I am an avid offshore fisherman I own a 24ft center console that I take offshore but with my boat only being a 24ft boat I am limited on the amount of trips offshore that I will be able to make so I am looking for new fishing buddies to share knowledge, tricks, and tips oh and can't forget those fish stories. I have all my own gear I make my own liters I bring my own bait. I have my share of the gas, bait, and ice bill I will also help out with all boat chores let me know when and where and let's go catch some fish oh yeah and I also have some really good numbers. Team SS. You can txt me at 832 287 0802 thanks guys tight lines to all and fish on!


----------



## saltwaterfisherman (Jan 5, 2014)

*Fishing Fool*

I also have a 24` single engine and I am always looking for a buddy boat.


----------



## sylvan (Dec 26, 2007)

Most 24' boats offer many opportunities for an offshore trip. Single or twin engine.
My first "offshore" boat was a 17' Aquasport that was a battleship to me. :rotfl: The trick is get together with several boats and go as a group for safety and to learn.
My rule of thumb was no more than a third of the gas going out - it gives you a
safety margin of getting home. The average 24' boat has at least 60 gal of gas and off Galveston and Freeport, that will get you well into kingfish and ling territory as well as snapper if we ever again get to keep any 
Find a buddy boat and go!


----------



## beantownwhaler (Jun 17, 2012)

Where do you fish out of i fish out of port Aransas.
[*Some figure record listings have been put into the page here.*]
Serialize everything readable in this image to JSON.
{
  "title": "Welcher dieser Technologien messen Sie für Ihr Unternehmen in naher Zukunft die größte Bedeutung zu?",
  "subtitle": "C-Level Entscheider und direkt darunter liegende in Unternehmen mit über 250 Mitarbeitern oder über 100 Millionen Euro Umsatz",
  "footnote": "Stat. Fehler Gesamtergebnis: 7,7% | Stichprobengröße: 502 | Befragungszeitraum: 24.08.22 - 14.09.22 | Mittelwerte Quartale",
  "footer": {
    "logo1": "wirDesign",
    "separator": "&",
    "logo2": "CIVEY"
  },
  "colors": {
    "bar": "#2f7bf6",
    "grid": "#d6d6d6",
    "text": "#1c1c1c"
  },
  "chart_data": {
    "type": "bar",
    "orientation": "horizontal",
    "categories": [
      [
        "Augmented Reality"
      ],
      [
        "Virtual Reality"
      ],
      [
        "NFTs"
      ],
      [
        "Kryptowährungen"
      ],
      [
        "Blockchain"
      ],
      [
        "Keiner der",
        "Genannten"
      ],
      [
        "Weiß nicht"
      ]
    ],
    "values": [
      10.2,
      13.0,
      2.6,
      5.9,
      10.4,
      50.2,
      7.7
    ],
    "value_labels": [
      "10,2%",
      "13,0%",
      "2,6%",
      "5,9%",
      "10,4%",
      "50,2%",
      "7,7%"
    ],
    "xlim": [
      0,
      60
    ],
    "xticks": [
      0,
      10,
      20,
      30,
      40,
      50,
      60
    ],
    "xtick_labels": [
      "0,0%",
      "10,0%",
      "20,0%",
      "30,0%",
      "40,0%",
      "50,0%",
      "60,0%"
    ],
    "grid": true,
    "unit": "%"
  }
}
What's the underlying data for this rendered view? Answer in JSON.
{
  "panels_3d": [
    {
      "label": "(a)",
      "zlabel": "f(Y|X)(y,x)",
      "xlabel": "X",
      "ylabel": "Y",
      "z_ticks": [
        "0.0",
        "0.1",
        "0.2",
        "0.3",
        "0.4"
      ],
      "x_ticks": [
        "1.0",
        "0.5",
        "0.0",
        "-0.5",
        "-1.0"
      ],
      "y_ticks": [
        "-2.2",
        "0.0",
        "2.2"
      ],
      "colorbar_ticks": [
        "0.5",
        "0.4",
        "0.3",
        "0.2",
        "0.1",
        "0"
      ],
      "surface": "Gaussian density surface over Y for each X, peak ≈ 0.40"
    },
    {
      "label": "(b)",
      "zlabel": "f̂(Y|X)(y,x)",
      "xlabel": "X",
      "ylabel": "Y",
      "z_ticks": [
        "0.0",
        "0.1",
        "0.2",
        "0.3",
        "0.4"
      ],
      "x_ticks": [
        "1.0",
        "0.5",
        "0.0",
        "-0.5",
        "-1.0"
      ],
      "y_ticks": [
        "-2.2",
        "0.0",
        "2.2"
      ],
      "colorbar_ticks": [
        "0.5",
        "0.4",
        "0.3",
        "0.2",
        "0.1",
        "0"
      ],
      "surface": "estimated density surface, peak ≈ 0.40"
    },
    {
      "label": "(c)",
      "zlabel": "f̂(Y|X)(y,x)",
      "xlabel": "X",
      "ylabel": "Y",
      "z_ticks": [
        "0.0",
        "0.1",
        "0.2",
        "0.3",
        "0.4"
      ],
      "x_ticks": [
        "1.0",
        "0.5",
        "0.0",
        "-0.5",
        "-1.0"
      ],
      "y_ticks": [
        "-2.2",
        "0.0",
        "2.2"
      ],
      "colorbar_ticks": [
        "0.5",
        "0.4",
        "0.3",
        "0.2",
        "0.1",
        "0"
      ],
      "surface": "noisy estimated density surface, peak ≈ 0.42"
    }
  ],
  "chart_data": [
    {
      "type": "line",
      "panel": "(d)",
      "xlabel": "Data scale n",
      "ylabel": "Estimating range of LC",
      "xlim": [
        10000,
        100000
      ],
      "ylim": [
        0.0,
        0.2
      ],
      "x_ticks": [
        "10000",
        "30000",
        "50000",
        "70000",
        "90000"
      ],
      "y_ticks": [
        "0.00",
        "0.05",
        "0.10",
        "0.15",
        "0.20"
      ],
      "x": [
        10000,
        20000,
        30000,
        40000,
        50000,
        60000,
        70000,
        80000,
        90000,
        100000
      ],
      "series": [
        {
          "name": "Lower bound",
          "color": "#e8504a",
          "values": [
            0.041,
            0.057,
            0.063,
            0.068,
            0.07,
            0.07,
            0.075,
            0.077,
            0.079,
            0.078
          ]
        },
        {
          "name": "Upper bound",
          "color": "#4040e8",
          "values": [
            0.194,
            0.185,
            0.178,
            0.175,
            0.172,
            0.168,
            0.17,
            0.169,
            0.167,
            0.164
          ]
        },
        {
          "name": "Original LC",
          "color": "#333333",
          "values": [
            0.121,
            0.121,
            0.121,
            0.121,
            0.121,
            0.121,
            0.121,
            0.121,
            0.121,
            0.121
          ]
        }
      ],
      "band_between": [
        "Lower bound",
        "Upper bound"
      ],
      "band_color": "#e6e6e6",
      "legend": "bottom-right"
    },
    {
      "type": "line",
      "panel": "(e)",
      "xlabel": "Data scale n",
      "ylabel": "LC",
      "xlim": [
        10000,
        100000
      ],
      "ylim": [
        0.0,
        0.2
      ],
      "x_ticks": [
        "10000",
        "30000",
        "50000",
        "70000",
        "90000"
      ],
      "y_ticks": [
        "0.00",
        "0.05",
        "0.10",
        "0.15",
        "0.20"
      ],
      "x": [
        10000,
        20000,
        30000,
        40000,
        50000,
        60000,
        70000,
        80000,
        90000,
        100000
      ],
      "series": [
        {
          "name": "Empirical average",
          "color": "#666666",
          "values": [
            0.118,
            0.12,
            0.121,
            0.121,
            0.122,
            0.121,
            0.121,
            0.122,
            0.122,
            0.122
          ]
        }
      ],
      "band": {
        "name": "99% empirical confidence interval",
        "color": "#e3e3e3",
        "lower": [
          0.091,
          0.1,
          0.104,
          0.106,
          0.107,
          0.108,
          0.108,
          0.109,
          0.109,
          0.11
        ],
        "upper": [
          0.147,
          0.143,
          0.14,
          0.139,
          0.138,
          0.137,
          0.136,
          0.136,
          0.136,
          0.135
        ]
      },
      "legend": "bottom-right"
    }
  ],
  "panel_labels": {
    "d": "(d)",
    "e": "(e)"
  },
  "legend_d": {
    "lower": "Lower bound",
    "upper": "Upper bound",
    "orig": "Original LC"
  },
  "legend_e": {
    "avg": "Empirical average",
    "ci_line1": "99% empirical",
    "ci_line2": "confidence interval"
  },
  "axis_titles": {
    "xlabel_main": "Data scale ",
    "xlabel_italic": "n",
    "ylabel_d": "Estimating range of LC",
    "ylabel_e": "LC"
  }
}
Ive got a 24 mako always lookin for buddy boats


----------



## twan52479 (Jul 18, 2013)

I fish out of Freeport or Galveston I have a 120 gallon tanks so my range is crazy long I am a weather watcher lol but I am headed down to port'O conner for a week or so I have all my offshore leaders pre made from mangrove and vermillion leaders to snapper grouper and king fish leaders let me know if anyone plans on making a run out port O from the 24th through 31st


----------